The soul credentials are impeccable. Harding grew up singing gospel in Atlanta, and that training is audible in every note he sings. His voice has a warmth and grain that recalls the great soul vocalists of the late sixties and early seventies — Marvin Gaye's tenderness, Curtis Mayfield's falsetto reach, Bobby Womack's grit. "There She Goes" opens the album with a vocal performance so rich and unadorned that the space-opera concept momentarily disappears. You are not listening to a character. You are listening to a man who can sing, delivering a melody with the conviction that only comes from genuine emotional investment.
The production bridges eras with remarkable sophistication. The arrangements draw on classic soul instrumentation — horns, strings, Fender Rhodes, bass guitar played with the melodic sensibility of James Jamerson — but the mixing and sonic textures are unmistakably contemporary. "Hard As Stone" layers a vintage bassline beneath synthesisers that shimmer with a cold, digital precision, the contrast between organic warmth and electronic distance mirroring the album's thematic concern with connection across impossible expanses. The gospel-toned backing vocals that swell on the chorus could have been recorded at Muscle Shoals in 1972, but the production places them in a sonic environment that feels both timeless and futuristic.
"The Power" is the album's emotional apex — a slow-burning ballad where Captain Curt confronts the possibility that he may never return home. Harding sings with a restraint that makes the moments when he opens up feel devastating. The arrangement builds from a single electric piano to a full orchestral crescendo, but the dynamics serve the emotion rather than displaying it. When the strings arrive, they do not announce themselves. They accumulate, like grief.
"Running Outta Space" is the album's cleverest moment — a title that works as both literal description and emotional metaphor. The production is the most overtly funky on the record, a propulsive rhythm section driving a track that is simultaneously about the physical reality of being lost in the cosmos and the figurative experience of running out of room in a relationship. Harding navigates the double meaning with a lightness of touch that allows both readings to coexist without either undermining the other.

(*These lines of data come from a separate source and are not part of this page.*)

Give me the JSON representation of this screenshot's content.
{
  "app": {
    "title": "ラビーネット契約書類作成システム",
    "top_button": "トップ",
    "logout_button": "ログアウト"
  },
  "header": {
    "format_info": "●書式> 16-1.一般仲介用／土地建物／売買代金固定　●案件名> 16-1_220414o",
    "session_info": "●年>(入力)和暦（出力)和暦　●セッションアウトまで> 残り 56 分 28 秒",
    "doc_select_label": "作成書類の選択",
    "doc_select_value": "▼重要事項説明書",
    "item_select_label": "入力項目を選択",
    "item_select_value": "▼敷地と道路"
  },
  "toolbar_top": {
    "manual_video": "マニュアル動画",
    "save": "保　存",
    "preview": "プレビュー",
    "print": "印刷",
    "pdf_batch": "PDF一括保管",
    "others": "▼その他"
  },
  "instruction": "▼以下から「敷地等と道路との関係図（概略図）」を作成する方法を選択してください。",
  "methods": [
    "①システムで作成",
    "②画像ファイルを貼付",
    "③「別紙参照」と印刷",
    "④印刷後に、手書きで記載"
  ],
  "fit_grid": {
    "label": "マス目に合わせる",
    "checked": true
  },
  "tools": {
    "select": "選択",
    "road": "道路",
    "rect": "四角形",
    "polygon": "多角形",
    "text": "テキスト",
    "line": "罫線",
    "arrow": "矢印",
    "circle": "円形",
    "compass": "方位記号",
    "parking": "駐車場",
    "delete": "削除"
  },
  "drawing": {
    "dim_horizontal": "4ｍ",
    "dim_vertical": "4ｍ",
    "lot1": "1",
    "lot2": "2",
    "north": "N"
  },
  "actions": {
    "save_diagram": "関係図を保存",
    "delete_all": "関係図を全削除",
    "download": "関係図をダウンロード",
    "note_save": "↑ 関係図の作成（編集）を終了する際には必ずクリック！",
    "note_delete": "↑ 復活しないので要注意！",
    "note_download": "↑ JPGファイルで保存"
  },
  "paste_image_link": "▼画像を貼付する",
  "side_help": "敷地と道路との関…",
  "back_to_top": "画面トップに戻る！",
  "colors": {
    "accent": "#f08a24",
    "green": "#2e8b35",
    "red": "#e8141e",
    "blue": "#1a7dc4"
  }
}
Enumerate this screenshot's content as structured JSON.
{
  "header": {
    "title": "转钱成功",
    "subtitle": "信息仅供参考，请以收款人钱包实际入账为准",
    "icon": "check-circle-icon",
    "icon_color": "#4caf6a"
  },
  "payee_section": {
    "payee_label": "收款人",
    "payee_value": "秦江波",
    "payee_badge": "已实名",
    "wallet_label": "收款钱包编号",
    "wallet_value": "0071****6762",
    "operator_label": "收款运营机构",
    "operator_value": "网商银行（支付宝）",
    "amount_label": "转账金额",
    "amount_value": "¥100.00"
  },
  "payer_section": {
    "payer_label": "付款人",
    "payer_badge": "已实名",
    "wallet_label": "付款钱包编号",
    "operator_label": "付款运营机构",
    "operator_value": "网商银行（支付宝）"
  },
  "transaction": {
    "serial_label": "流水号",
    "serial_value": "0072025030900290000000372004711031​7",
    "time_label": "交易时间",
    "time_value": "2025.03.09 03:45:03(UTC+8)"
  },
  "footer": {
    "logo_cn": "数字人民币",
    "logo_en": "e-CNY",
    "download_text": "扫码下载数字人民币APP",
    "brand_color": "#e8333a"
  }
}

What elevates Departures & Arrivals beyond its concept is the emotional authenticity that Harding brings to every performance. Captain Curt may be a fictional character, but the longing in these songs is real. The desire to reach across distance, to be heard, to find a way home — these are not science-fiction themes. They are the most fundamental human experiences, dressed in a spacesuit and sent into orbit. Harding has made an album that proves soul music can go anywhere — even to the stars — without losing the thing that makes it soul.